Miranda, has the Vendée Globe always been a project in your mind, a goal?
I almost participated before. I had a good part of a budget to race in 2004 on the old Hexagon. But for various reasons it did not happen. After that, I did not really think about it for a while, because it was becoming expensive. I was really having fun with Class40, which is a great class. But it came back to light during the discussions with Halvard when we were looking for a project to reward the support of Campaign of France. But is is a long time since I dreamed about it, it’s a magical race. In particular I remember the finish of Roland Jourdain when he was third in 2001. With Emma Richards, we were at the finish. It was an extraordinary sight to see his boat rise from the horizon after completing his solo round the world race. The Vendée Globe is likely not at all pleasant at times, but it is an extraordinary adventure and a very big personal challenge. Some may take this on like a bay race, a short offshore, but for me this is the biggest challenge of my life.
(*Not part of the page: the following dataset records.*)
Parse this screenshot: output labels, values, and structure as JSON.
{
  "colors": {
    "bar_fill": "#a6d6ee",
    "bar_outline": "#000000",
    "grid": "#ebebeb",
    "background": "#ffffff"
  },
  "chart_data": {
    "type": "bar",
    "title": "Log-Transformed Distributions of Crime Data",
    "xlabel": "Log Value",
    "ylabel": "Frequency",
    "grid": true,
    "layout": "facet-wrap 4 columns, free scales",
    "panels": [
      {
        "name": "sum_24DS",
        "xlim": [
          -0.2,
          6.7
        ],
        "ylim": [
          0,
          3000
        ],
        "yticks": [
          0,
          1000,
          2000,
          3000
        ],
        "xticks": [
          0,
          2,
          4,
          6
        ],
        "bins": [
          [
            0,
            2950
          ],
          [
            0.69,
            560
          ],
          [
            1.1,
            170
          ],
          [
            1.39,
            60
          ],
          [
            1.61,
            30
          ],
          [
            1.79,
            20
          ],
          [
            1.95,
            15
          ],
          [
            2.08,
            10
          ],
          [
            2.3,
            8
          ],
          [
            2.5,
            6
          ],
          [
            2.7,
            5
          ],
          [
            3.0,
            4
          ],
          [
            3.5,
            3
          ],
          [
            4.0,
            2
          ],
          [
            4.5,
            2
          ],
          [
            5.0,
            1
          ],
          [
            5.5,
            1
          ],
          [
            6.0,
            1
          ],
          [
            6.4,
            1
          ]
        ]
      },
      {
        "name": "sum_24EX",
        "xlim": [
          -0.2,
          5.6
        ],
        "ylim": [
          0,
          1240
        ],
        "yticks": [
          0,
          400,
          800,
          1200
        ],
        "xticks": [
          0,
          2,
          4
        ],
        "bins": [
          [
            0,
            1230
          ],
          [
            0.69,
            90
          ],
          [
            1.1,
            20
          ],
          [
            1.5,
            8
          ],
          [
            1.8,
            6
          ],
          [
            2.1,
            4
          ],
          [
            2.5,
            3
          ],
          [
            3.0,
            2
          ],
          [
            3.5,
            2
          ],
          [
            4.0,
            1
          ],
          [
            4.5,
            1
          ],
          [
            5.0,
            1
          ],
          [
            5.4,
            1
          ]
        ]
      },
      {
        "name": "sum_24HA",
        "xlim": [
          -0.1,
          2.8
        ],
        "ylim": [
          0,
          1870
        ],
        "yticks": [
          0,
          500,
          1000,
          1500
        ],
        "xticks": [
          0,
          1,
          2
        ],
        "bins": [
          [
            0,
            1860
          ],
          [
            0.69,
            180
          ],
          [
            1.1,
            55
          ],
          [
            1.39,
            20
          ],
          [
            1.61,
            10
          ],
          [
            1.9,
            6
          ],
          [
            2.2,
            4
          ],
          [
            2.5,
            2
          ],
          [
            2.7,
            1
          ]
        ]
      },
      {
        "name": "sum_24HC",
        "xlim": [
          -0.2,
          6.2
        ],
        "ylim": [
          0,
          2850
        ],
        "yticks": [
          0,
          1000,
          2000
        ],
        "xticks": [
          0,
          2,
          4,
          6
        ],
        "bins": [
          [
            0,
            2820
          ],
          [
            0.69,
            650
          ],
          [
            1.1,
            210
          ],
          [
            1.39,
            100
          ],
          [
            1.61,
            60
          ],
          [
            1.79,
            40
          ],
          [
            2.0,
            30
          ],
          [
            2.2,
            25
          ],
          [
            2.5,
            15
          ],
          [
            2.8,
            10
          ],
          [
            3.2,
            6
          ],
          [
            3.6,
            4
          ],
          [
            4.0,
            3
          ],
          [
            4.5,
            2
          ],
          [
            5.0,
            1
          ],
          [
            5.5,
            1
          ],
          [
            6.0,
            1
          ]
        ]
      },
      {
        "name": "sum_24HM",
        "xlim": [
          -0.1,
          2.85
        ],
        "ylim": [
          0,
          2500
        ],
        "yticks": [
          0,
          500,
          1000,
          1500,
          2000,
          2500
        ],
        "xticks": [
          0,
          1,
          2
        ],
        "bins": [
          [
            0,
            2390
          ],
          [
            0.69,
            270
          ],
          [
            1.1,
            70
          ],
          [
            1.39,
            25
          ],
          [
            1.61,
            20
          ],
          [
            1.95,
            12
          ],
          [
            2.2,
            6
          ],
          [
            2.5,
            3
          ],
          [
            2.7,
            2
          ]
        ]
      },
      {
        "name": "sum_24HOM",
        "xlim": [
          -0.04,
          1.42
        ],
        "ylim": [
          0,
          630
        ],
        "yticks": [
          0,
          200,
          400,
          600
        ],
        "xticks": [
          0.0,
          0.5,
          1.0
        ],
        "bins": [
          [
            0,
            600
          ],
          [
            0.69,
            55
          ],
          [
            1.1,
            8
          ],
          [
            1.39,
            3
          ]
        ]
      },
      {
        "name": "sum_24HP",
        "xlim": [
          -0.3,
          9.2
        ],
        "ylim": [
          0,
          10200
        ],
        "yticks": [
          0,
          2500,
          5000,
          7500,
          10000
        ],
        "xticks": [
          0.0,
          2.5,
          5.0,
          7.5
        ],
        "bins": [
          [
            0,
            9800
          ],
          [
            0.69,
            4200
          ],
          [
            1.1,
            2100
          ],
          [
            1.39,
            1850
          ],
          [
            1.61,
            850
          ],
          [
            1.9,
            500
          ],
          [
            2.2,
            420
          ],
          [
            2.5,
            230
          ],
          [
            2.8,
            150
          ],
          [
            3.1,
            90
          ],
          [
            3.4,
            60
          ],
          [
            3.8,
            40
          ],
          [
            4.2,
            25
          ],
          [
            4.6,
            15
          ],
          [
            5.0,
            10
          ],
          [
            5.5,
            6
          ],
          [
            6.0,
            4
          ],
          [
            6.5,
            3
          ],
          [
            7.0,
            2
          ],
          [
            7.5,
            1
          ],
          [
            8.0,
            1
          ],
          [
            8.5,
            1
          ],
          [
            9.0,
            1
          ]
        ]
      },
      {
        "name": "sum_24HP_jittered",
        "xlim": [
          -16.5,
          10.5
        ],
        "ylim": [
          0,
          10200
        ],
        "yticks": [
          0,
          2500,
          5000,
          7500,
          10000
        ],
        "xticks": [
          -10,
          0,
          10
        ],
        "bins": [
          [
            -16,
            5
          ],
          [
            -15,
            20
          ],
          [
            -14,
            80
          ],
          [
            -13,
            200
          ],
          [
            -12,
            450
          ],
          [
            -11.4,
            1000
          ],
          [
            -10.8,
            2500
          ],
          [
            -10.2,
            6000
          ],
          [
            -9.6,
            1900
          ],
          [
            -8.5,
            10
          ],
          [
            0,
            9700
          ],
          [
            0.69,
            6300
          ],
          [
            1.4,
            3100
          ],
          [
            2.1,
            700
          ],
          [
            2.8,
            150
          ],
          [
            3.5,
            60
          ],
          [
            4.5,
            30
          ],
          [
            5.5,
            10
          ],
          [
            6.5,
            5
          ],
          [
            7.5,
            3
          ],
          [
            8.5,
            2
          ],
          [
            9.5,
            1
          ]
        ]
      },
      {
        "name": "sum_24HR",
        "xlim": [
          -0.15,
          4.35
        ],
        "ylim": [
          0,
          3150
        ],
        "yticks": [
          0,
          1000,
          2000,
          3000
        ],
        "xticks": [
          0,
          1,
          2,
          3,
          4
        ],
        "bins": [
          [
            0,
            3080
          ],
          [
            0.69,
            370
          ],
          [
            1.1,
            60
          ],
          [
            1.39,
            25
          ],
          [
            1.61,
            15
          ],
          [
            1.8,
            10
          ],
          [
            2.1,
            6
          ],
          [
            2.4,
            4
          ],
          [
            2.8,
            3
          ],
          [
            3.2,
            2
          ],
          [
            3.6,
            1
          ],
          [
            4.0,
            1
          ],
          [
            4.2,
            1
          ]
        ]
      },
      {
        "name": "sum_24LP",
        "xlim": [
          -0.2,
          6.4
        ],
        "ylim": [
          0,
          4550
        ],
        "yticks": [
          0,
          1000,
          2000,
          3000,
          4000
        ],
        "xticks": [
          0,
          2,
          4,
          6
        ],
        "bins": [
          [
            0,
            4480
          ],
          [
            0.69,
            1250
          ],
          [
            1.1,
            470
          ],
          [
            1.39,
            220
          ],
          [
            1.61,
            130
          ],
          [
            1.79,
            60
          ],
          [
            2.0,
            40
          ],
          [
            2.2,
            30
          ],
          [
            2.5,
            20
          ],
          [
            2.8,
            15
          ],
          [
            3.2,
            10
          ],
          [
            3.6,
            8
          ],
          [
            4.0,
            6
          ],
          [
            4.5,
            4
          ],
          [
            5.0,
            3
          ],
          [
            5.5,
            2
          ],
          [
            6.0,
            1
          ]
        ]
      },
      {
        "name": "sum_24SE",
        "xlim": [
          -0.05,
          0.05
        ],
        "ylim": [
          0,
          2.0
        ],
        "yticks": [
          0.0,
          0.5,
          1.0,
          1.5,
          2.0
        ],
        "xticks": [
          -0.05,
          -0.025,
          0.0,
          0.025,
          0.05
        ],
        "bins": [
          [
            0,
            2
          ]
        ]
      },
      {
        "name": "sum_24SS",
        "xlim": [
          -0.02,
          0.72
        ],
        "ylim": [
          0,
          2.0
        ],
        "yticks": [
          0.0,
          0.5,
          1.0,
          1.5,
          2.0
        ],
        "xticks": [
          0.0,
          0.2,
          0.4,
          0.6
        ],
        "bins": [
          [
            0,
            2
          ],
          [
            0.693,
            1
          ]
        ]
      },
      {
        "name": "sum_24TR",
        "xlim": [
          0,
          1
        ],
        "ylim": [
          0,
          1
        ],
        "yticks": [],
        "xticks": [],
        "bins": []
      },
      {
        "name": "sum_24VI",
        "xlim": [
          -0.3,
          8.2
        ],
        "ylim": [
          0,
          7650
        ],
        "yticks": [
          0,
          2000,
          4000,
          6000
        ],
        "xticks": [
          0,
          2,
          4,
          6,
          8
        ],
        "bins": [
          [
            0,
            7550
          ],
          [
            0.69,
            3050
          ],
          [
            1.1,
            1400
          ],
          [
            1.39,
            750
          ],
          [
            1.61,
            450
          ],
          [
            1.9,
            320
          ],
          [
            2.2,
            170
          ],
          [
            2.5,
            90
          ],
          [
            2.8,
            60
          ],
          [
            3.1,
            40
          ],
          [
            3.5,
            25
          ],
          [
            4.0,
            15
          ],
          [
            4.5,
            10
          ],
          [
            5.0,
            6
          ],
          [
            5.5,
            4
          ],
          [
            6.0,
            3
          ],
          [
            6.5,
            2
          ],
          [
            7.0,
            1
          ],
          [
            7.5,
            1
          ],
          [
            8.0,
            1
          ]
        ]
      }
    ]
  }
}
Few women have completed the Vendée Globe, but a good proportion are Britons: Ellen MacArthur, Sam Davies, Dee Caffari, how do you explain that?
(Laughter). It’s great, and now we also have Pip (Hare) who is doing the next one too. I think you are very lucky in France, because there is no barrier in the sailing world for women. There are many more barriers in other countries. This is probably why women, especially English women, come on the French races. And of course the major offshore races, apart from The Transat, happen in France.
Why did you choose the Rich’s former Great American IV (Owen-Clarke design launched in 2006 for Dominique Wavre) and how will it evolve?
To start with it was available. It is a good, solid boat very well built and quite simple, especially to make it round. There are no outriggers or foils. I don’t really feel out of place, it looks like a big Class40, which is still a big advantage because the season starts very quickly with the Bermudes 1000 Race. Thereafter, no, it will not change much, we will make some improvements. But no foils! The goal is first to qualify.
Qualifying is obviously the first step. Are you worried about getting a place on the start line as to date there are many more applicants than places?
It is clear that I won’t get there automatically, but I do not think about that too much. I have a lot of things to do and to learn. I prefer to devote my energies elsewhere than to worry about qualification. Right now I’m going to do the Imoca races this year, the solo Bermudes 1000 Race in few days, the Rolex Fastnet and Transat Jacques Vabre with Halvard. If I finish them I should be on track.
You say that you have a lot to learn, what are the big differences when you move from a Class40 up to an Imoca?
I have already done a lot of Imoca sailing, so I should be fine, but there are more systems and it is all more complex on a 60 footer. These are the the biggest difference. And everything is obviously bigger and heavier than on a Class40. So, physically, it’s a step up.
What do you see as your goal on the Vendée Globe?
I’m going to wait til I have one or two races under my belt before I set goals. I’m only just back in the class so to start with I must learn the boat. Right now it is mostly working on the boat rather than sailing, it all takes time.